Many students who study abroad are required to live in a homestay for the duration of their experience, which can be an invaluable, albeit initially stressful, experience. Within a few weeks of adjustment to a new environment, your family’s individual quirks will become comfortable, a familiar island in a proverbial sea of change and challenges. Much like with your American family communication can be a huge issue, though the language and cultural barriers that students encounter abroad mean that they are often unable or unwilling to express their opinions. Silent resilience is not the way to go, albeit the one students often chose. Here are a five of the thoughts we realize we probably should have shared.
1. Repite, Por Favor? (Tomorrow, if Possible)
When we step off the plane, we are excited to meet you…but we are also overwhelmed, nervous, and very, very tired. It makes complete, logical sense to begin our stay with you with an influx of important information— introductions to your family, explanations on how your appliances work, an outline of the neighborhood—all within our first hour of meeting, and while we appreciate the immediacy of these essential facts, this is undoubtedly one of our moments of worst comprehension. New to the country and afraid of speaking up, repeated nods in response to the unending variations on “¿tú entiendes?” are in all likelihood a complete falsehood.

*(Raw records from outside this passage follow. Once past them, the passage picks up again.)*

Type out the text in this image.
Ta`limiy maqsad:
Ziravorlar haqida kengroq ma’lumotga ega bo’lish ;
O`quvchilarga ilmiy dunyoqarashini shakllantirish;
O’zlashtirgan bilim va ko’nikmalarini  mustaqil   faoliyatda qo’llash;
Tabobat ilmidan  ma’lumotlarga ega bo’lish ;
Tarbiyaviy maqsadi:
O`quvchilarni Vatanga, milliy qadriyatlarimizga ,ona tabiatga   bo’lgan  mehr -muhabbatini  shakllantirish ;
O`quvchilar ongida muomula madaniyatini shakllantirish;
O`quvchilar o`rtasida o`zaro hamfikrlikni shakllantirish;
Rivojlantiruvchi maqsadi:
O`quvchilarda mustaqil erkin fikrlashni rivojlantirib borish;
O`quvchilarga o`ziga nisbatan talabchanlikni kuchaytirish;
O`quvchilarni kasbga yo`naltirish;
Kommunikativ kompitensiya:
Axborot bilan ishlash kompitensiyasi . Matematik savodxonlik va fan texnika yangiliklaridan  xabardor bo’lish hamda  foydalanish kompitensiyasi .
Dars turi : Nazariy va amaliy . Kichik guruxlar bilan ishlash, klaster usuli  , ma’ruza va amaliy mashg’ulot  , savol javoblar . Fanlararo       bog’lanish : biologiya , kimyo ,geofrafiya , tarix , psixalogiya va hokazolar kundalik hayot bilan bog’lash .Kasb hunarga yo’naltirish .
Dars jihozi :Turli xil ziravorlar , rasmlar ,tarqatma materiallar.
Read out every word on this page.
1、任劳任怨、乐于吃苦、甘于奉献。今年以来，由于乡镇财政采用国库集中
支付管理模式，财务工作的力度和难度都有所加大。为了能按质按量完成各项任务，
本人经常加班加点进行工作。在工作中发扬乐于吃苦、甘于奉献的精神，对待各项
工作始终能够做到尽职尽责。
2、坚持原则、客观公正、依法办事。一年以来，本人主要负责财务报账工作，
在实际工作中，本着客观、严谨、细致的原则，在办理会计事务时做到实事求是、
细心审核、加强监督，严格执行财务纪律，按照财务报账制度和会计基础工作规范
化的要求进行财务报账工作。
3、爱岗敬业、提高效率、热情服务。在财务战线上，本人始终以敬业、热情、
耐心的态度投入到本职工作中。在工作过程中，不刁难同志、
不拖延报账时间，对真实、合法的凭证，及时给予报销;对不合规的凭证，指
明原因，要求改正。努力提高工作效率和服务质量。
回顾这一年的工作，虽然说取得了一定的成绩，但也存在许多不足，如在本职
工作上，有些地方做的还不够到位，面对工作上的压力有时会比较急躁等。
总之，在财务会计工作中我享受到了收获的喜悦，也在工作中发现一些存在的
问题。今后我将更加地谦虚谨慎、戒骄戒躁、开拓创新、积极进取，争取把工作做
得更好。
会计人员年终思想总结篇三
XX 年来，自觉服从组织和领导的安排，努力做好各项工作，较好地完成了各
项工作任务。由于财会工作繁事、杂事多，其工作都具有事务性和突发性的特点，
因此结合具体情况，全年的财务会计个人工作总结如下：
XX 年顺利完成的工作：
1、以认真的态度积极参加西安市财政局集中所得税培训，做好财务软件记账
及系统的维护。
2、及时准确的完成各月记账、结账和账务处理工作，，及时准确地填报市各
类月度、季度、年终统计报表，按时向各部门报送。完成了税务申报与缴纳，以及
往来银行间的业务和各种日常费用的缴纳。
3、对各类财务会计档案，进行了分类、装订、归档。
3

Though we have retained very little, we are reluctant to ask the next day and will carry on in a state of perpetual confusion without a later repetition of facts. We want to look like we know what we are doing, but I promise—we don’t.
2. We Want to Help, but We Don’t Know How
American students are stereotyped as lazy by both foreigners and other Americans, but this is often the opposite of true. On average, we spend at least nine months out of the year in varying states of autonomy keeping our spaces clean, stomachs full, and schedules organized. Moving from that reality to one with host parents afflicted by an acute case of síndrome de huésped and eager to make their student feel at ease by prevent them from helping with the simplest of tasks can be a startling change. With meals and housing taken care of, we are eager to help in any way we can, but often do not know the best way to do so and fear intruding or crossing an unknown cultural boundary. Among our Spanish hosts, requests to help fall on purposefully deaf ears. When we ask to help we mean it, just let us know what to do!

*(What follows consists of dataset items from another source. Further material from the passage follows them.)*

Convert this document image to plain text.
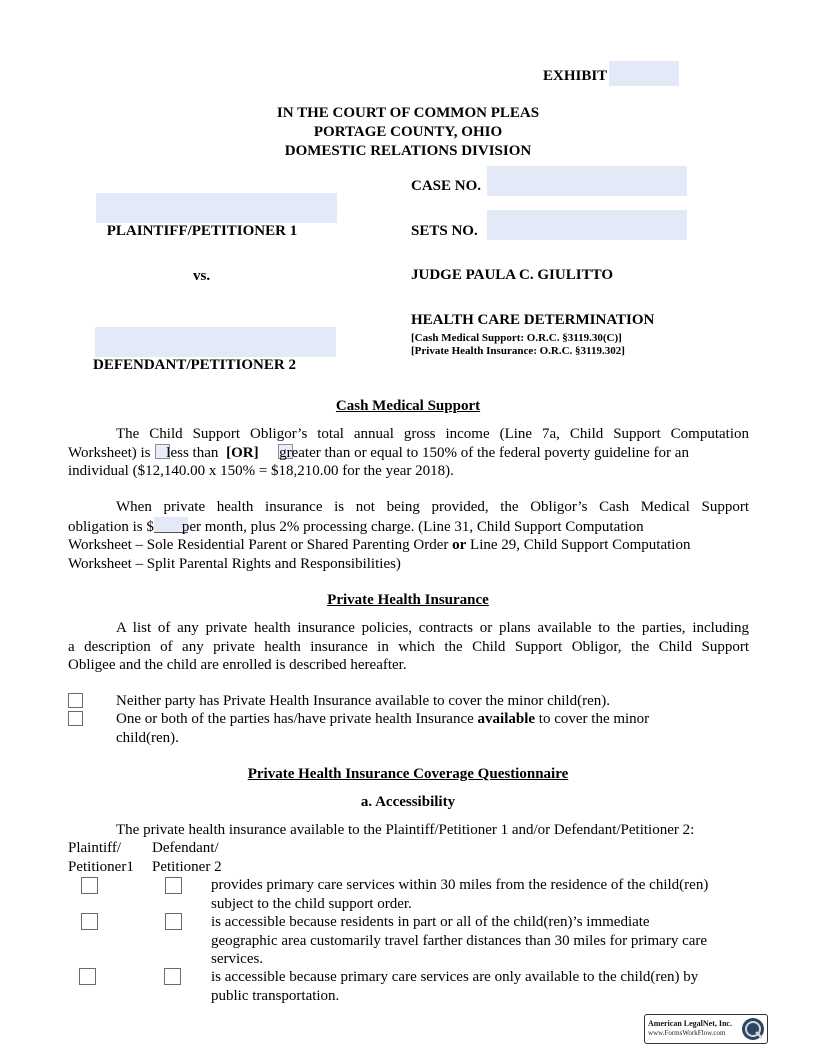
EXHIBIT
IN THE COURT OF COMMON PLEAS
PORTAGE COUNTY, OHIO
DOMESTIC RELATIONS DIVISION
CASE NO.
SETS NO.
JUDGE PAULA C. GIULITTO
HEALTH CARE DETERMINATION
[Cash Medical Support: O.R.C. §3119.30(C)]
[Private Health Insurance: O.R.C. §3119.302]
PLAINTIFF/PETITIONER 1
vs.
DEFENDANT/PETITIONER 2
Cash Medical Support
The Child Support Obligor’s total annual gross income (Line 7a, Child Support Computation
Worksheet) is less than [OR] greater than or equal to 150% of the federal poverty guideline for an
individual ($12,140.00 x 150% = $18,210.00 for the year 2018).
When private health insurance is not being provided, the Obligor’s Cash Medical Support
obligation is $ per month, plus 2% processing charge. (Line 31, Child Support Computation
Worksheet – Sole Residential Parent or Shared Parenting Order or Line 29, Child Support Computation
Worksheet – Split Parental Rights and Responsibilities)
Private Health Insurance
A list of any private health insurance policies, contracts or plans available to the parties, including
a description of any private health insurance in which the Child Support Obligor, the Child Support
Obligee and the child are enrolled is described hereafter.
Neither party has Private Health Insurance available to cover the minor child(ren).
One or both of the parties has/have private health Insurance available to cover the minor
child(ren).
Private Health Insurance Coverage Questionnaire
a. Accessibility
The private health insurance available to the Plaintiff/Petitioner 1 and/or Defendant/Petitioner 2:
Plaintiff/
Petitioner1
Defendant/
Petitioner 2
provides primary care services within 30 miles from the residence of the child(ren)
subject to the child support order.
is accessible because residents in part or all of the child(ren)’s immediate
geographic area customarily travel farther distances than 30 miles for primary care
services.
is accessible because primary care services are only available to the child(ren) by
public transportation.
American LegalNet, Inc.
www.FormsWorkFlow.com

3. Customary Cultural Confusion
My mother has very few rules that are absolute; however, the wearing of shoes in the house is prohibited under any and all circumstances. Coincidentally, my host mother also has very few steadfast regulations for my stay in her apartment; however, the wearing of shoes in the house is “mandatory” under any and all circumstances. In a characteristically motherly manner she corrals me to my room in a barrage of worried Spanish statements about my health.

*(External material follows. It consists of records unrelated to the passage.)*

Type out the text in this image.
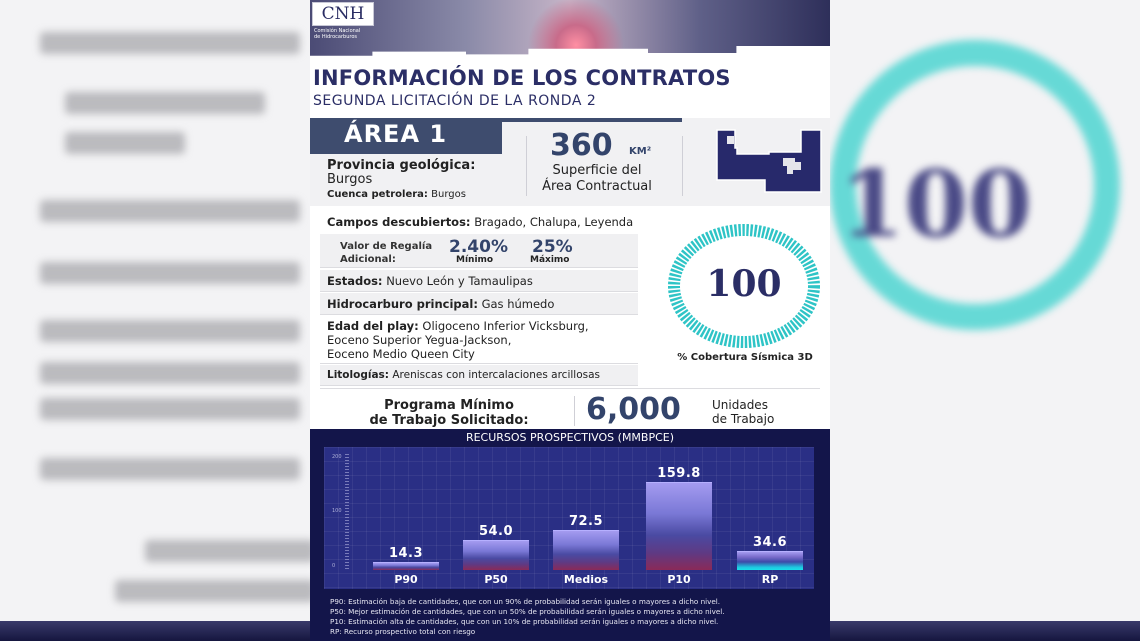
100
CNH
Comisión Nacional
de Hidrocarburos
INFORMACIÓN DE LOS CONTRATOS
SEGUNDA LICITACIÓN DE LA RONDA 2
ÁREA 1
Provincia geológica:
Burgos
Cuenca petrolera: Burgos
360 KM²
Superficie del
Área Contractual
Campos descubiertos: Bragado, Chalupa, Leyenda
Valor de Regalía
Adicional:
2.40%
Mínimo
25%
Máximo
Estados: Nuevo León y Tamaulipas
Hidrocarburo principal: Gas húmedo
Edad del play: Oligoceno Inferior Vicksburg,
Eoceno Superior Yegua-Jackson,
Eoceno Medio Queen City
Litologías: Areniscas con intercalaciones arcillosas
100
% Cobertura Sísmica 3D
Programa Mínimo
de Trabajo Solicitado:	6,000	Unidades
de Trabajo
RECURSOS PROSPECTIVOS (MMBPCE)
200
100
0
14.3
P90
54.0
P50
72.5
Medios
159.8
P10
34.6
RP
P90: Estimación baja de cantidades, que con un 90% de probabilidad serán iguales o mayores a dicho nivel.
P50: Mejor estimación de cantidades, que con un 50% de probabilidad serán iguales o mayores a dicho nivel.
P10: Estimación alta de cantidades, que con un 10% de probabilidad serán iguales o mayores a dicho nivel.
RP: Recurso prospectivo total con riesgo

While rarely bizarre, some of the differences between Spanish and American culture are stark and require multiple iterations for your new American students to understand. We are not trying to be rude if at first we do not implement your suggestions; they are simply very different and require time to remember to practice. We are interested to know what your customs are, so let us know what you prefer we do—do not change for us.
4. We Generally Know What We Want to Say, but Generally Don’t Know How
Waiting for your student to tell a story or finish a sentence can often be like waiting for an elderly relative; it takes time and doesn’t always make sense, but we’re trying. Sometimes we need help, but often we just need your patience. In a typical classroom, students spend hours listening to instructors and reading texts, but mere minutes practicing speaking the language and seconds speaking it at a conversational-pace. If we say something wrong, do not pass over it—let us know! We are here to learn the language, which includes constructive criticism and frequent corrections.
5. What’s the Plan, Stan?
Thrust into the uncertainty of an unfamiliar family and lost amidst an influx of personal introductions and information, we have no idea what is expected of us and little certainty beyond a class schedule and a vague understanding of when to return for meals. The ambiguity of those first few days can present a foreboding challenge for many due to their potential for confusion and unpredictability. Though meal times are the only part that directly pertains to students, a simple outline of a general familial schedule can alleviate much unnecessary stress. In the fog of jetlag it can be hard to focus on anything beyond the next opportunity to collapse into the peace and quiet of the nearest soft surface (bed recommended, though not necessary), but this is an important question and easy topic of conversation.
Above all and most importantly, we wish we could communicate to you how grateful we are to you for opening your homes to us and including us in your lives. Words cannot express the invaluable role you play in forming our study abroad experience and shaping how we perceive our country of choice. Your continual kindness and guidance is always appreciated!